Sunday, May 29, 2011

Someone make it stop, part one

So I'm trying to search through Amazon to see what kinds of Star Trek books are coming out in the near future, and I'm being swamped by two phenomena: wikipedia reprint books and ebook-only works with no actual publishers. For now, let's look at wiki books.

There are hundreds of books available that will give you a random sampling of wikipedia articles related to Star Trek (some rather tenuously). There's just no point in trying to collect them, and I can't see much value in trying to include them in the Complete Starfleet Library listings. There are too many coming out too quickly, and many of them may not even exist as printed books yet; the only way this kind of operation could be making money is if most of the books are print on demand. Well, that and the absurdly high cover prices -- if you really want printed wikipedia articles, it wouldn't be all that hard to print them yourself through lulu.com, and it would almost certainly cost a hell of a lot less. For that matter, you'd have as much a legal right to sell your versions and compete with the Germans (Alphascript, Betascript, Books LLC, etc).

Maybe that's what Holly Simon and Project Webster represent: wikipedia books with a little more effort put into them than the Alphascript etc books. Or maybe it's just their latest fake author and publisher name. "Holly Simon" is the author of a lot of books on a lot of subjects, all wikipedia article collections; the main difference is that the books appearing under her name are much more reasonably priced and look as though they've been organized and titled by a human rather than an algorithm. Instead of Books LLC titles like Star Trek: Deep Space Nine episodes: List of Star Trek: Deep Space Nine episodes, Far Beyond the Stars, Duet, The Maquis, The Search with a generic, text only cover for $67, you can get The Unauthorized Guide to Star Trek: Deep Space Nine with an actual DS9-related cover image for a US list price of $21.75. The phrase "high quality wikipedia articles" on the covers of the latter, though, suggest it may well be the same outfit, making more of an effort to produce something that will actually sell. More worrying is the claim in the blurb at Amazon that they're not only using stuff under Creative Commons licences, they're planning to use more licenced and public domain material. Still, I can almost see some value in including things like these on the site, at least as a warning, because they look more like legitimate books.

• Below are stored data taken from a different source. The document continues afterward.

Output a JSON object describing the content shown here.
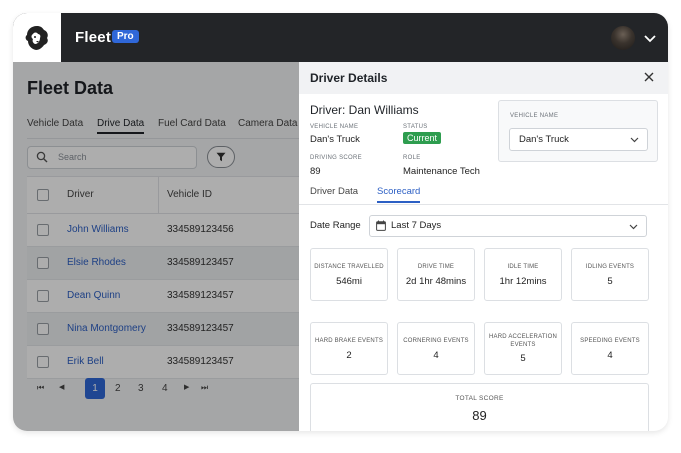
{
  "header": {
    "brand": "Fleet",
    "badge": "Pro"
  },
  "page": {
    "title": "Fleet Data",
    "tabs": [
      {
        "label": "Vehicle Data",
        "active": false
      },
      {
        "label": "Drive Data",
        "active": true
      },
      {
        "label": "Fuel Card Data",
        "active": false
      },
      {
        "label": "Camera Data",
        "active": false
      }
    ],
    "search_placeholder": "Search",
    "table": {
      "columns": [
        "Driver",
        "Vehicle ID"
      ],
      "rows": [
        {
          "driver": "John Williams",
          "vehicle_id": "334589123456"
        },
        {
          "driver": "Elsie Rhodes",
          "vehicle_id": "334589123457"
        },
        {
          "driver": "Dean Quinn",
          "vehicle_id": "334589123457"
        },
        {
          "driver": "Nina Montgomery",
          "vehicle_id": "334589123457"
        },
        {
          "driver": "Erik Bell",
          "vehicle_id": "334589123457"
        }
      ]
    },
    "pagination": {
      "first": "⏮",
      "prev": "◀",
      "pages": [
        "1",
        "2",
        "3",
        "4"
      ],
      "current": "1",
      "next": "▶",
      "last": "⏭"
    }
  },
  "drawer": {
    "title": "Driver Details",
    "driver_heading": "Driver: Dan Williams",
    "vehicle_name_label": "VEHICLE NAME",
    "vehicle_name": "Dan's Truck",
    "status_label": "STATUS",
    "status": "Current",
    "driving_score_label": "DRIVING SCORE",
    "driving_score": "89",
    "role_label": "ROLE",
    "role": "Maintenance Tech",
    "vehicle_select_label": "VEHICLE NAME",
    "vehicle_select_value": "Dan's Truck",
    "tabs": [
      {
        "label": "Driver Data",
        "active": false
      },
      {
        "label": "Scorecard",
        "active": true
      }
    ],
    "date_range_label": "Date Range",
    "date_range_value": "Last 7 Days",
    "metrics": [
      {
        "label": "DISTANCE TRAVELLED",
        "value": "546mi"
      },
      {
        "label": "DRIVE TIME",
        "value": "2d 1hr 48mins"
      },
      {
        "label": "IDLE TIME",
        "value": "1hr 12mins"
      },
      {
        "label": "IDLING EVENTS",
        "value": "5"
      },
      {
        "label": "HARD BRAKE EVENTS",
        "value": "2"
      },
      {
        "label": "CORNERING EVENTS",
        "value": "4"
      },
      {
        "label": "HARD ACCELERATION EVENTS",
        "value": "5"
      },
      {
        "label": "SPEEDING EVENTS",
        "value": "4"
      }
    ],
    "total_label": "TOTAL SCORE",
    "total_value": "89"
  },
  "colors": {
    "header_bg": "#232528",
    "accent": "#2f67d8",
    "status_green": "#2e9d4f",
    "link": "#2c5fc4"
  },
  "icons": {
    "logo": "lion-logo-icon",
    "avatar": "user-avatar",
    "account_menu": "chevron-down-icon",
    "search": "search-icon",
    "filter": "filter-icon",
    "close": "close-icon",
    "calendar": "calendar-icon"
  }
}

Oh, and now there's WikiFocus books: ebook versions of wiki articles. Yes, now you can pay for electronic versions of free electronic content.

If Project Webster or WikiFocus have websites explaining who they are and what exactly they're doing, I haven't found them yet.

I wonder how many fan-run databases that aren't wikis are being harvested for these things. Like mine, for example. I know some of my content was published in a fanzine under someone else's name a few years back. A lot of people operate under the assumption that everything on the web is public domain, which is simply not true. But with so much of this stuff flooding Amazon, how would we ever find out?

And another thing: boy, wouldn't it be nice to be able to filter all these wikibooks out of my Amazon search results.